Remarks from Hall of Famer and former Red Sox ace Pedro Martinez really stood out. He remembers being excited when his former team, the Montreal Expos, drafted Brady to play baseball.

“Tom Brady, I think he’s one of those guys, who comes once in a thousand years, just like his coach (Belichick). They’re made for each other, and Brady is the one of the greatest things that’s happened to the sport,” Martinez said. “I don’t have enough words to describe how good he is. I’m just sorry we drafted him (along with the Expos ) in 94-95, and never went to play.

“We heard enough about him and the team couldn’t sign him. He went to football and I got to meet him (in Boston), but you know what, if Brady was a pitcher, he would have been better than he was a quarterback.

In 2015, while advising the Sox, Martinez actually threw Brady on batting practice. But eventually Pedro understood why Brady chose football.

“Having 300-pound guys coming at you trying to hurt you and being able to place the ball the way he does, I think is unreal. It’s out of the ordinary,” he said. “Every time I watch it, I get more and more impressed.”

The personal touches

I’m kinda asked that Brady always acknowledge my existence at press conferences and address me by name. I’m pretty sure it was a byproduct of me being a familiar face and him respecting his elders.

During his 20 seasons at Foxboro, I covered all but one of Brady’s starts. So my mug has been a constant press. Beyond that, I had the chance to chat with him on occasion in his locker, back when the changing rooms were open before the pandemic.

While he spoke officially with the media once a week, he allowed a few parallel sessions in his locker. I enjoyed these sessions because it helped me better understand what made him tick and make a connection.

Once he walked me through what made a great fake game and how he got so good at it.

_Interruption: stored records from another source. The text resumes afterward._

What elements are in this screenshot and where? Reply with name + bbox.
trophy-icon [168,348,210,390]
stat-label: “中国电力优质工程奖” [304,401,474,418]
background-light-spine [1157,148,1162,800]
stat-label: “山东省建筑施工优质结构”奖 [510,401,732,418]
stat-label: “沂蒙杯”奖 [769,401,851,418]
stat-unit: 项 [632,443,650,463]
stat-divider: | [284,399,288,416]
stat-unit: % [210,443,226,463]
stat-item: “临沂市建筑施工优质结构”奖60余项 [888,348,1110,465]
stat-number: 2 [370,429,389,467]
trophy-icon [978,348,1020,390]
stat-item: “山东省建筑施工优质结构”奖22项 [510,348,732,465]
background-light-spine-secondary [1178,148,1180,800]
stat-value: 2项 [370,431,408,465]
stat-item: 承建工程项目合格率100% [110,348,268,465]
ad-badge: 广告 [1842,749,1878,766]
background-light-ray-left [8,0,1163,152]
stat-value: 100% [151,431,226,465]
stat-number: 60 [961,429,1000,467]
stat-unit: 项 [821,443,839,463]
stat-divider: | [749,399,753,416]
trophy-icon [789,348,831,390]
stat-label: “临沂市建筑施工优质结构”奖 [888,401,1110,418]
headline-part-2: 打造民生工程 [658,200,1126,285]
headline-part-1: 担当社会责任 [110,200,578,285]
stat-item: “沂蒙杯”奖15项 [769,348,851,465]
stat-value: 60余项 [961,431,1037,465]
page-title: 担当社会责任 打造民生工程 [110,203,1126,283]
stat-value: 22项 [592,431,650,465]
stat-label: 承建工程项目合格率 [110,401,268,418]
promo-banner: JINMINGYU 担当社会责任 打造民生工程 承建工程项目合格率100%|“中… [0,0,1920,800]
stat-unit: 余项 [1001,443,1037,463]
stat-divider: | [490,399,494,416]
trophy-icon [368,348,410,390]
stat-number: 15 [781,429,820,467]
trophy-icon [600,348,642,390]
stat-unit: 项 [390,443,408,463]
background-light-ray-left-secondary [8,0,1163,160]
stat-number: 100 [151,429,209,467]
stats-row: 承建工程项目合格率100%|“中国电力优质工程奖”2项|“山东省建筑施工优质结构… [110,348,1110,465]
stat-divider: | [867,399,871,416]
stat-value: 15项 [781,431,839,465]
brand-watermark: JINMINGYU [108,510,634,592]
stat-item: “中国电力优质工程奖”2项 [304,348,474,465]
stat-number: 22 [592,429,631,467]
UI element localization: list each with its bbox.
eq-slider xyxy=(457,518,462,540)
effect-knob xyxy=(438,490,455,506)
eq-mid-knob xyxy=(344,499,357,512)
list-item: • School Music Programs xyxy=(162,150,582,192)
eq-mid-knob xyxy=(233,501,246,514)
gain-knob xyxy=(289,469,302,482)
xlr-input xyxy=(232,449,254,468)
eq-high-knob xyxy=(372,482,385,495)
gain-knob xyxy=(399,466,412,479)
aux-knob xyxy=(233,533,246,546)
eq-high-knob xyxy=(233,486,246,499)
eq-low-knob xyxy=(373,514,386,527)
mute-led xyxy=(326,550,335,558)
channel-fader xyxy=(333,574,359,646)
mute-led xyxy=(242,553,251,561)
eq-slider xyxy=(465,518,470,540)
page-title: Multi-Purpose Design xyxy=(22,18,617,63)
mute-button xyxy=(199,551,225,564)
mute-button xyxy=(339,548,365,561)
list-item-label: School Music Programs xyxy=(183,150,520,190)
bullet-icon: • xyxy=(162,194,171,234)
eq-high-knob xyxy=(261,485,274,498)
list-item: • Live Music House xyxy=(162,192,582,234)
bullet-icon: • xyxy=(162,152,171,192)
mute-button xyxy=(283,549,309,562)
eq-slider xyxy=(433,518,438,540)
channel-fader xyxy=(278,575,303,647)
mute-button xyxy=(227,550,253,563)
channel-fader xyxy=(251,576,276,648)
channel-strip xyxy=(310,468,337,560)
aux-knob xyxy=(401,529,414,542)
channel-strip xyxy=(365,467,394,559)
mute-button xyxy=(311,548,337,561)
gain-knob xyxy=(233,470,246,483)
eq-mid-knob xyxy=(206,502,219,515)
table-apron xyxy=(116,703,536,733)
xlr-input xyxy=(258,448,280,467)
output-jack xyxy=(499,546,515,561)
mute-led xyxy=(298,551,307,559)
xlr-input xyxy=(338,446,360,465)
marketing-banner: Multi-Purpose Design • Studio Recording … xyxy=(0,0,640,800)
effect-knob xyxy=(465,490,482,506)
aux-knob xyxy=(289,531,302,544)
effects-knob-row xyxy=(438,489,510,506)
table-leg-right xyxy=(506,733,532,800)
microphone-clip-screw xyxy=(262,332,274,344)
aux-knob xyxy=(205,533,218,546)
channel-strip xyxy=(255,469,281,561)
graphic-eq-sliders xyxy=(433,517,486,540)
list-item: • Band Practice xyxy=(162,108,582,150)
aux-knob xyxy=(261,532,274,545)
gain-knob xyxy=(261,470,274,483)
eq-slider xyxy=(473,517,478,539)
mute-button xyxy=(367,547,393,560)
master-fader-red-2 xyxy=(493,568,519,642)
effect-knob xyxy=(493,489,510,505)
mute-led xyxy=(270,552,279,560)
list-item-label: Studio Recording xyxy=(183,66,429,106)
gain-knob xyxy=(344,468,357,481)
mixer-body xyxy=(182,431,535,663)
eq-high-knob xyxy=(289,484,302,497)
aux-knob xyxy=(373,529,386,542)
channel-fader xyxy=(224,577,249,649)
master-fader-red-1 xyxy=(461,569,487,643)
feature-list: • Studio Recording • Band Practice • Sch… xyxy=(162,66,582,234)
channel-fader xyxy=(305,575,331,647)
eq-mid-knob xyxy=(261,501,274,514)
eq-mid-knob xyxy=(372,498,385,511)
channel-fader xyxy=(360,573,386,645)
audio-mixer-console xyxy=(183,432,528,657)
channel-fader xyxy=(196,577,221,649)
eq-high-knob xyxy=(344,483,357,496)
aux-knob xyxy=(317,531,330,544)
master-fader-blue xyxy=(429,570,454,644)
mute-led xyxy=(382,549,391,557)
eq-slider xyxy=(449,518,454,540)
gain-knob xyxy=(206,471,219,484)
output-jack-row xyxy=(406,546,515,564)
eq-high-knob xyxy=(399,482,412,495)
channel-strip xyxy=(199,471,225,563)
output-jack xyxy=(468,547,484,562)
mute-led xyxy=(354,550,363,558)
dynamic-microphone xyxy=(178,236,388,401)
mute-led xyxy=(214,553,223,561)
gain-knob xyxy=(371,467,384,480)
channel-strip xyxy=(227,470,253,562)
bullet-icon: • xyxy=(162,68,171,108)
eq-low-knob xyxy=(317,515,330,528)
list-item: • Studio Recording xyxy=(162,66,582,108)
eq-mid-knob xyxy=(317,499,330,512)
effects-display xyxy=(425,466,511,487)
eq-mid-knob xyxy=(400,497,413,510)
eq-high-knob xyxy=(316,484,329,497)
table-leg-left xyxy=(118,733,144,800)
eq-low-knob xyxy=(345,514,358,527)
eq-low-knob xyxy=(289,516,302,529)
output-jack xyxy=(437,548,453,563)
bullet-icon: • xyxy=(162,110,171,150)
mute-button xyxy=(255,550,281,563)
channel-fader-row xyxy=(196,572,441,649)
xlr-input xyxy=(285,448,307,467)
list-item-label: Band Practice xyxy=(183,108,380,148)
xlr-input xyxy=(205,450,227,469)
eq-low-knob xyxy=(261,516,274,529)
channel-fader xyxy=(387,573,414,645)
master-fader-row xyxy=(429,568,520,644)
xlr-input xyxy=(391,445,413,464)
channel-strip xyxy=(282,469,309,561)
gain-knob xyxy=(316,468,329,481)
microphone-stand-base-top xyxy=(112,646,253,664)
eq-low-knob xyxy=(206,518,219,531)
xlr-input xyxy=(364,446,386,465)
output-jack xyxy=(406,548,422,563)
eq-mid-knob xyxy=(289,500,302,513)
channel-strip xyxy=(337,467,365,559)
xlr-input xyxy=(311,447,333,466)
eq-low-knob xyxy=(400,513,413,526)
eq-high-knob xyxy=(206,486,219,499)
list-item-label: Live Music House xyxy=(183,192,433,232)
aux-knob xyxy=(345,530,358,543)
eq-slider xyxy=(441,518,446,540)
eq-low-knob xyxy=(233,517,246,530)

Our conversations weren’t always just about football, though. Sometimes it revolved around family. He admitted that his daughter vivi wrapped it around his finger. He also boasted of being the most athletic of all his children. He bragged about the boys and their accomplishments too.

When his mother Galynn was going through her battle with cancer, there were times when we talked about it. Tom knew I was a cancer survivor, so he sought advice on what he could do to help.

After covering him for two decades, I have to say that one of my biggest takeaways was how – during those parallel sessions – he always made it look like you were talking to the 53rd guy on the list , as opposed to the greatest of all time.